‘Traditional method’ protein vaccine Novavax approved for use in Australia
Australians sceptical about getting any of the “new technology” Covid-19 vaccines approved for use in Australia finally have a fourth, more traditional, option.
Novavax has been provisionally approved for use in Australia, with health authorities hoping it will drive Covid-19 vaccination rates closer to 100 per cent.
Pending a final tick of approval from the Australian Technical Advisory Group on Immunisation, the vaccine could be in Australian arms within weeks.
Health Minister Greg Hunt said Australia had 51 million units of the vaccine – the first protein Covid-19 vaccine to be approved – on order once all boxes are checked.
Mr Hunt said authorities hoped people sceptical about previously approved vaccines would take up Novavax.
“Obviously we have a first dose national vaccination rate of 95.2 per cent, and we know some people have waited for Novavax,” Mr Hunt said.
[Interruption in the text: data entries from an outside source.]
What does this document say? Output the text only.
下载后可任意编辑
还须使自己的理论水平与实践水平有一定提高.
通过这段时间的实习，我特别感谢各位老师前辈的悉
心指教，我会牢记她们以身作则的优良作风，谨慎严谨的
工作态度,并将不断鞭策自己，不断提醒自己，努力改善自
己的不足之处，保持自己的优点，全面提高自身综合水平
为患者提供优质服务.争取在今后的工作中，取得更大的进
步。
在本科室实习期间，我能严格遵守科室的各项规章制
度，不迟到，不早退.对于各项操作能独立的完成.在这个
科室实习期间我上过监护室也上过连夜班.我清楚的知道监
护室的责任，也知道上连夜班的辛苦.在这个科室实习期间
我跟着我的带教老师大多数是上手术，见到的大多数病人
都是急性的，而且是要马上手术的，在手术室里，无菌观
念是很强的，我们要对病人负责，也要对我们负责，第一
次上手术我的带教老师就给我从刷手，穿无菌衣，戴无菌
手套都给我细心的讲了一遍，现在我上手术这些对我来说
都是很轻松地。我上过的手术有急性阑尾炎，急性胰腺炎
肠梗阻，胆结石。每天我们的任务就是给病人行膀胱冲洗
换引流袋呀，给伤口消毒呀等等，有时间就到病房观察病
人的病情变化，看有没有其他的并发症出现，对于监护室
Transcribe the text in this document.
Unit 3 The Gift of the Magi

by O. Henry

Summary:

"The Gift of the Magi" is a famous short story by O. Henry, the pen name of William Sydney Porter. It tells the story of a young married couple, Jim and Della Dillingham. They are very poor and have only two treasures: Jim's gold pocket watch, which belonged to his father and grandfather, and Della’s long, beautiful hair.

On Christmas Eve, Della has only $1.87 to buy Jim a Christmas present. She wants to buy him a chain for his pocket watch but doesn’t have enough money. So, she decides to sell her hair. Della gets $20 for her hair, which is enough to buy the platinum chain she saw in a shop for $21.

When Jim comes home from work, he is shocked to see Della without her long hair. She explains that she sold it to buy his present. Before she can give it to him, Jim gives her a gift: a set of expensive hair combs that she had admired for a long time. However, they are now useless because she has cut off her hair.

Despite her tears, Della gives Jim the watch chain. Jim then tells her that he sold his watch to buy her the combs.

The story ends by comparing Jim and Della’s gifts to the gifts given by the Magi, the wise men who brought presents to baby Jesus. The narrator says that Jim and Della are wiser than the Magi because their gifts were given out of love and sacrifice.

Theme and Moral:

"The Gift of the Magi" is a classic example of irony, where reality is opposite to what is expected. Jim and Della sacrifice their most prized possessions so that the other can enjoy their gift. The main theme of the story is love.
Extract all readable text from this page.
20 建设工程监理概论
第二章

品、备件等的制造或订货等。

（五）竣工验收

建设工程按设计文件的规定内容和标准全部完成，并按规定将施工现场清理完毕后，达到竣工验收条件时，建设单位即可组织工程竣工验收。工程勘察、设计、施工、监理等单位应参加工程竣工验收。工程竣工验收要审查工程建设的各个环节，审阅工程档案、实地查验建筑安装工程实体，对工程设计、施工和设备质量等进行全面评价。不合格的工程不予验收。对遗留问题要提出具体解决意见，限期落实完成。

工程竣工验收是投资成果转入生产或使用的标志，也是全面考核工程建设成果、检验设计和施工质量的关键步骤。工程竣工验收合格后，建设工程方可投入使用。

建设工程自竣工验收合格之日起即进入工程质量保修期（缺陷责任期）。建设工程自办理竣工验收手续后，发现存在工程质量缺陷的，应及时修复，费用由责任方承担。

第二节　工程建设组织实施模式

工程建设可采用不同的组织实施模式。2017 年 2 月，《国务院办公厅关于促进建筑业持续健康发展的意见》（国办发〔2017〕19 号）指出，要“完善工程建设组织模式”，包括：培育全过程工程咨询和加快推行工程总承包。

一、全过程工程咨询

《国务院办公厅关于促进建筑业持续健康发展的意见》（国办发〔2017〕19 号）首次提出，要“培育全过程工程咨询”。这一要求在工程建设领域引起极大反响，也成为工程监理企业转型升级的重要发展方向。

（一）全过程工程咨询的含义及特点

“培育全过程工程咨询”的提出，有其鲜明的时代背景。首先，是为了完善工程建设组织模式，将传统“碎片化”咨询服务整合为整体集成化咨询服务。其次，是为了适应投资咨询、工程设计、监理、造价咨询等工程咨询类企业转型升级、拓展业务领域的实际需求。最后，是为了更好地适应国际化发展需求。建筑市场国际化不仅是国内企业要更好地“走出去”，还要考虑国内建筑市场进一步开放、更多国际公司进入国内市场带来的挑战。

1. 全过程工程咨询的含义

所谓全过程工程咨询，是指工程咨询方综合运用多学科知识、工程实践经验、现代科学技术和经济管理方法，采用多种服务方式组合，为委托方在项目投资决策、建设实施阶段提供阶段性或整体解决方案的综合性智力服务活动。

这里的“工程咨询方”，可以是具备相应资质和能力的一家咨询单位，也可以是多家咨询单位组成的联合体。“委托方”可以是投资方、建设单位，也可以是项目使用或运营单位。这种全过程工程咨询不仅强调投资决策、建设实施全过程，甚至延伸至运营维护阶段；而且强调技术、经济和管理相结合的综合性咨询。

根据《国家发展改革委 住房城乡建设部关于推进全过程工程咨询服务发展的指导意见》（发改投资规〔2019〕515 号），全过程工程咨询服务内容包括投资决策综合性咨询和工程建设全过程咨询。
“Hopefully this will encourage those people in that less than five per cent to come forward and be vaccinated.”
TGA head professor John Skerritt said there were some individuals who were worried about “new technology” mRNA vaccines like Pfizer and Moderna, who were more confident in receiving a protein vaccine.
“The technology on which Novavax is made is an older technology. And I would have had sever hundreds of emails from individuals and groups who have said, for whatever reason, we would like to have a protein vaccine,” professor Skerritt said.
“I don’t know (how many) individuals, but this just gives them further choice.”
According to the TGA, protein vaccines use a non-infectious component found on the surface of the coronavirus and are manufactured in cells in a laboratory.
“After vaccination, immune cells recognise the vaccine protein as foreign, and launch an immune response against it,” the TGA said in a statement.
The TGA said Novavax was approved for use in Australians 18 years and older, with two doses given three weeks apart.
Professor Skerritt said clinical trials have shown Novavax has over 90 per cent efficacy against symptomatic infections, and there are no strong signals of adverse events.
At this stage, Novavax is only approved for use as a primary course and not for boosters, but the TGA anticipates that could change.
“I know there is interest in potential for Novavax to be used as a booster, or even in adolescents (12-17) or as a paediatric (5-11) dose,” professor Skerritt said.
“The company hasn’t yet submitted an application to us for that, but we’re talking to them, and we’ve given an undertaking as we do for all Covid vaccines that as soon as we get that data, we will review it as an absolute top priority.”